January’s microadventure: done!

IT’S January, it’s cold, the nights are long and they’re very dark; so why would anyone choose to spend the evening sleeping in a tent in their back garden?

Well, thanks in part to encouragement (or was it an order?) from adventurer Alastair Humphreys and my own bravery/stupidity that’s exactly what I did last Saturday.

It all started five days earlier with Alastair’s first bit of email marketing for 2015 which stated: “The big blog project for the year is Your Year of Microadventure – are you up for trying just one night out in the wild each month?”

January was sold to me as “start small”: It’s cold and dark; it would be easy to not even bother to begin. Sleep outdoors just one night, even in the garden. A snowy night is perfect for this.

I tweeted the image from the email link while casually mentioning that I was running out of time for January’s microadventure, and that my garden was on a slope (and if there’s one thing that I’m not keen on when spending a night under canvas it’s not being flat!).

An hour later Alastair responded to my tweet stating very simply: “Do it!” Not what I really wanted to hear but I had nothing planned for Saturday, the weather was looking decent (cold and not much wind) although I knew there’d be some snow left on the ground from that day’s fall.

So why not do it, after all I’d camped in much colder weather? I also realised that part of my lawn was actually flat so I didn’t really have much of an excuse, and it would also be a good opportunity to test a few bits of equipment that I rarely used in very cold conditions.

At 9pm that evening I left the warmth of the house and put up my Terra Nova Laser Competition 1 tent, which I’d bought early last year and had only used in temperatures of double figures.

What I had found when I’d used the tent was that my Therm-a-Rest mattress moved rather too easily on the groundsheet which is made of a nylon coated silicon, and it didn’t take much for the mat to move from beneath me or down the tent; so underneath it went which, I guessed, would also help extend the life of the groundsheet.

In the tent went my Mountain Equipment Starlight 1 sleeping bag; again, something I’d not used in cold weather, and my battered old travel pillow.

And then it was back into the house for a couple of hours and a measure or two of a 10-year-old Aberlour whisky.

Two hours later it was time for bed; so kitted out in thermals (Terramar top and Trek Mates long johns), a Berghaus fleece top and Mountain Equipment fleece trousers (which don’t seem to be made any more, a big shame) I made the short walk across the garden and crawled inside my tent and into my sleeping bag.

The plan was to sleep in just my thermals but with it being a one-man tent it seemed easier to just leave my clothes on on than struggle in the small space.

I also had a hat and a pair of gloves in case the temperature really dipped overnight, plus a digital thermometer so satisfy my curiosity as to how low the mercury would fall.

I was very snug and it was immediately obvious that the mattress under the groundsheet was a great idea.

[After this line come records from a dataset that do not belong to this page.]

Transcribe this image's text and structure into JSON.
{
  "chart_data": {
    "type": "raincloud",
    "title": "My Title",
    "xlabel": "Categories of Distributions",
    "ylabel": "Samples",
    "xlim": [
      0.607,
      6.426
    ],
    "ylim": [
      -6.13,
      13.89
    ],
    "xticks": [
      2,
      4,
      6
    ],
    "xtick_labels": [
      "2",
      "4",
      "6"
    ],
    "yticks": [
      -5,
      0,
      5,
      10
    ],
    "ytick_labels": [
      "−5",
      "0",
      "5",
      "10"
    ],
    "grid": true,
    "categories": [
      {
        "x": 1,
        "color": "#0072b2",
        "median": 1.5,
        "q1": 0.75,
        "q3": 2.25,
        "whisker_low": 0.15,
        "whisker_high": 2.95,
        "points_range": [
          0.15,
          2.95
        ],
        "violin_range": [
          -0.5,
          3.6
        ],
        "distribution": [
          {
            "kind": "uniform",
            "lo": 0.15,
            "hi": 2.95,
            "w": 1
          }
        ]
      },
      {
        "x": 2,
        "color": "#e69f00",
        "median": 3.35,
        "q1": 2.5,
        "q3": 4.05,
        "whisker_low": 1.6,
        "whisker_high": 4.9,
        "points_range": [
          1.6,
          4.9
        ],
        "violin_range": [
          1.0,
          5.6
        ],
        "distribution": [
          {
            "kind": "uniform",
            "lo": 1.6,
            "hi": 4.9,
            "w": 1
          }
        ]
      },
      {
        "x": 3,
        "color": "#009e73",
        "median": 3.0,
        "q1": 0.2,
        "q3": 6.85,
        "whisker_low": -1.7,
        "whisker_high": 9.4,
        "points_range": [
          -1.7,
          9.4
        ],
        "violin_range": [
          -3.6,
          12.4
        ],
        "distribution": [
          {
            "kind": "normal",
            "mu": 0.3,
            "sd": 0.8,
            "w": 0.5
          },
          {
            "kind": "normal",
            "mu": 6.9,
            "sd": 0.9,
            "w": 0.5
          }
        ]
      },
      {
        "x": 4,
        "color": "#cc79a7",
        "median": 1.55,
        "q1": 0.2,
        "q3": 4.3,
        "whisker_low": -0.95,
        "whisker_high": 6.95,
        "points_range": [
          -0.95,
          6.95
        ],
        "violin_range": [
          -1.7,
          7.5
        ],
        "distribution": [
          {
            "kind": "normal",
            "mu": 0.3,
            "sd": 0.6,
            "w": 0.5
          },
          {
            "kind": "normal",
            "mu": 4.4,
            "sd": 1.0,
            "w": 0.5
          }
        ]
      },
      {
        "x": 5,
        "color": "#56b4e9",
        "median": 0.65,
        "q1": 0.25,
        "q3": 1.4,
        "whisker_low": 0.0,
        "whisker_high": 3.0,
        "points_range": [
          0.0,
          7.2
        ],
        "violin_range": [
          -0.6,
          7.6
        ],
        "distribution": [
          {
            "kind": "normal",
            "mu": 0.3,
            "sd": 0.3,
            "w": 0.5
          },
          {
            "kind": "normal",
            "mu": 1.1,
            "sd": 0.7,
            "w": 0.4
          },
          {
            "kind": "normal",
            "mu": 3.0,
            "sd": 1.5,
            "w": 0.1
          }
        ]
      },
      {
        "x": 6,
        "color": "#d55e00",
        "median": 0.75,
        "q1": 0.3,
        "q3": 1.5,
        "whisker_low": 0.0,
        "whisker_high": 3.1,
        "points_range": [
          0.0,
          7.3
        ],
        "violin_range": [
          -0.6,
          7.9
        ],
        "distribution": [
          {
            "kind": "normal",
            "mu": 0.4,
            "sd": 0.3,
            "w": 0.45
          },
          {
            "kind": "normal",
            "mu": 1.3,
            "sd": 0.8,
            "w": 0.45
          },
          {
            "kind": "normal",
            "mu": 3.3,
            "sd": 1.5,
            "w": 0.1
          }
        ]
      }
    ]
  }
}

I woke at 1am nice and warm, and drifted back to sleep until 4am when I awoke again but feeling a little bit cold in the middle of my back (I sleep face down).

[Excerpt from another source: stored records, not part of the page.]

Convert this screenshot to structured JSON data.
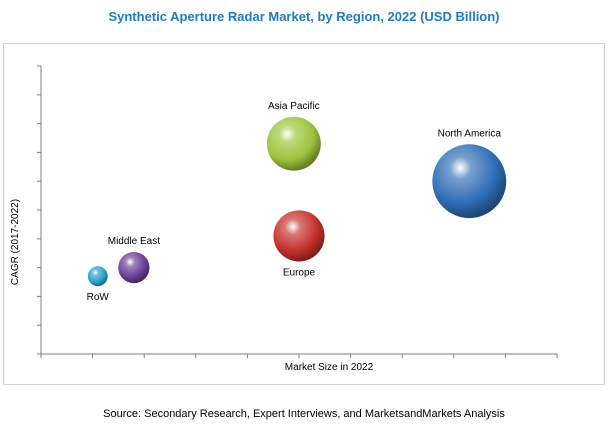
{
  "header": {
    "title": "Synthetic Aperture Radar Market, by Region, 2022 (USD Billion)"
  },
  "footer": {
    "source": "Source: Secondary Research, Expert Interviews, and MarketsandMarkets Analysis"
  },
  "chart_data": {
    "type": "scatter",
    "title": "Synthetic Aperture Radar Market, by Region, 2022 (USD Billion)",
    "xlabel": "Market Size in 2022",
    "ylabel": "CAGR (2017-2022)",
    "xlim": [
      0,
      10
    ],
    "ylim": [
      0,
      10
    ],
    "grid": false,
    "points": [
      {
        "label": "North America",
        "x": 8.3,
        "y": 6.0,
        "size": 2.6,
        "color": "#2e6db5",
        "label_pos": "above"
      },
      {
        "label": "Asia Pacific",
        "x": 4.9,
        "y": 7.3,
        "size": 1.9,
        "color": "#9bc43a",
        "label_pos": "above"
      },
      {
        "label": "Europe",
        "x": 5.0,
        "y": 4.1,
        "size": 1.8,
        "color": "#c4302c",
        "label_pos": "below"
      },
      {
        "label": "Middle East",
        "x": 1.8,
        "y": 3.0,
        "size": 1.1,
        "color": "#6a3e95",
        "label_pos": "above"
      },
      {
        "label": "RoW",
        "x": 1.1,
        "y": 2.7,
        "size": 0.7,
        "color": "#2a9fc9",
        "label_pos": "below"
      }
    ]
  }
}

If I hadn’t been in my back garden I’d have had a coat with me to put on for a bit of extra warmth, but I didn’t; and because I was planning on going running in later that morning I decided to go to my real bed to grab a few hours of quality sleep.

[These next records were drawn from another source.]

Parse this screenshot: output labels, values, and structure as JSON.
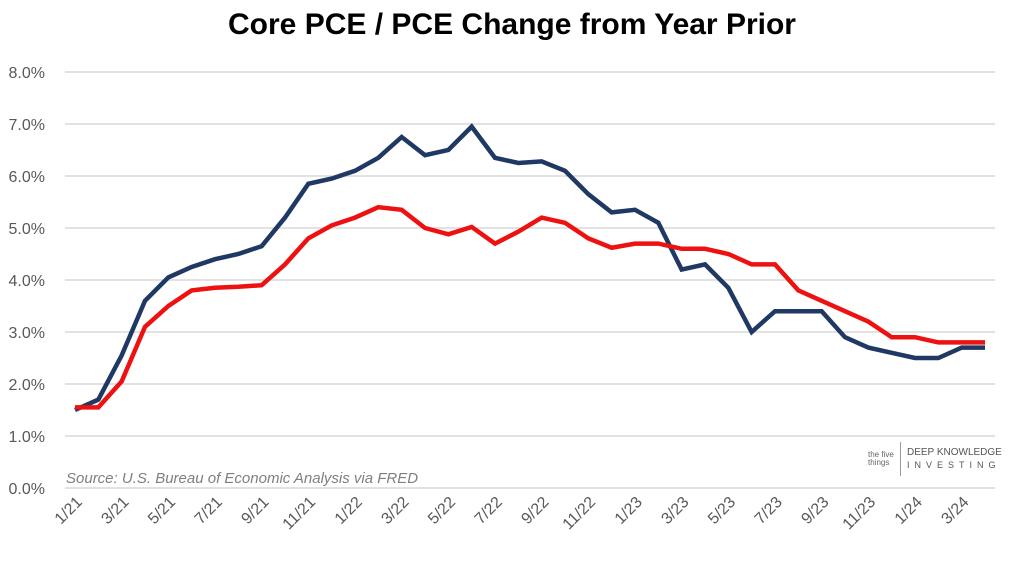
{
  "chart_data": {
    "type": "line",
    "title": "Core PCE / PCE Change from Year Prior",
    "xlabel": "",
    "ylabel": "",
    "ylim": [
      0,
      8
    ],
    "yticks": [
      "0.0%",
      "1.0%",
      "2.0%",
      "3.0%",
      "4.0%",
      "5.0%",
      "6.0%",
      "7.0%",
      "8.0%"
    ],
    "xtick_labels": [
      "1/21",
      "3/21",
      "5/21",
      "7/21",
      "9/21",
      "11/21",
      "1/22",
      "3/22",
      "5/22",
      "7/22",
      "9/22",
      "11/22",
      "1/23",
      "3/23",
      "5/23",
      "7/23",
      "9/23",
      "11/23",
      "1/24",
      "3/24"
    ],
    "x": [
      "1/21",
      "2/21",
      "3/21",
      "4/21",
      "5/21",
      "6/21",
      "7/21",
      "8/21",
      "9/21",
      "10/21",
      "11/21",
      "12/21",
      "1/22",
      "2/22",
      "3/22",
      "4/22",
      "5/22",
      "6/22",
      "7/22",
      "8/22",
      "9/22",
      "10/22",
      "11/22",
      "12/22",
      "1/23",
      "2/23",
      "3/23",
      "4/23",
      "5/23",
      "6/23",
      "7/23",
      "8/23",
      "9/23",
      "10/23",
      "11/23",
      "12/23",
      "1/24",
      "2/24",
      "3/24",
      "4/24"
    ],
    "grid": true,
    "legend": "none",
    "series": [
      {
        "color": "#1f3864",
        "values": [
          1.5,
          1.7,
          2.55,
          3.6,
          4.05,
          4.25,
          4.4,
          4.5,
          4.65,
          5.2,
          5.85,
          5.95,
          6.1,
          6.35,
          6.75,
          6.4,
          6.5,
          6.95,
          6.35,
          6.25,
          6.28,
          6.1,
          5.65,
          5.3,
          5.35,
          5.1,
          4.2,
          4.3,
          3.85,
          3.0,
          3.4,
          3.4,
          3.4,
          2.9,
          2.7,
          2.6,
          2.5,
          2.5,
          2.7,
          2.7
        ]
      },
      {
        "color": "#ee1111",
        "values": [
          1.55,
          1.55,
          2.05,
          3.1,
          3.5,
          3.8,
          3.85,
          3.87,
          3.9,
          4.3,
          4.8,
          5.05,
          5.2,
          5.4,
          5.35,
          5.0,
          4.88,
          5.02,
          4.7,
          4.93,
          5.2,
          5.1,
          4.8,
          4.62,
          4.7,
          4.7,
          4.6,
          4.6,
          4.5,
          4.3,
          4.3,
          3.8,
          3.6,
          3.4,
          3.2,
          2.9,
          2.9,
          2.8,
          2.8,
          2.8
        ]
      }
    ],
    "annotations": [
      "Source: U.S. Bureau of Economic Analysis via FRED"
    ]
  },
  "logo": {
    "left": "the five things",
    "line1": "DEEP KNOWLEDGE",
    "line2": "INVESTING"
  }
}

When I’m camping I rarely sleep solidly and I had spent most of the night outside so off I trotted to into the house.

What I learnt was that my ultralight tent is just as good in the cold as my Vaude Taurus 2, and that in future the mattress will go under the tent and that the pegs that came with the Terra Nova are pretty useless; I was warned when I bought it and I’ve lost a couple each time I’ve used it so from now on I’ll take my Vaude ones with me.

I also learnt that despite me being a bit chilly (it got down to one degrees), my Starlight 1 bag really is a great piece of kit.

Mission accomplished! Although I’m not certain I can manage this month’s microadventure: Climb a hill, watch shooting stars, see the sunrise blaze across the sky.

4 Comments
    • I’m planning something for before the end of Feb, but not camping. Probably Beamsley Beacon, near Bolton Abbey; I’ll just get up there and have a long sit down.
      Over to you Yorkshire weather!

  1. Great write up thank you, that just leaves me with a couple of questions… Were you wearing nice warm socks? They make a huge difference to overall warmth. Also, were you not a bit of a wimp out to sneak back to bed? Tut, tut… We expect greater resolve from our intrepid micro adventuress! Hope you find the inner resolve to attempt February’s challenge as it sounds fun (from my snug, warm house)!

    • I was wearing a pair of old Bridgedale something or other socks, which are now house socks.
      And I certainly didn’t wimp out, it was only my commitment to wanting to be fresh for my morning run that saw me leave the tent!
      And I might attempt a late evening walk for February, quite fancy Beamsley Beacon depending on the weather, of course.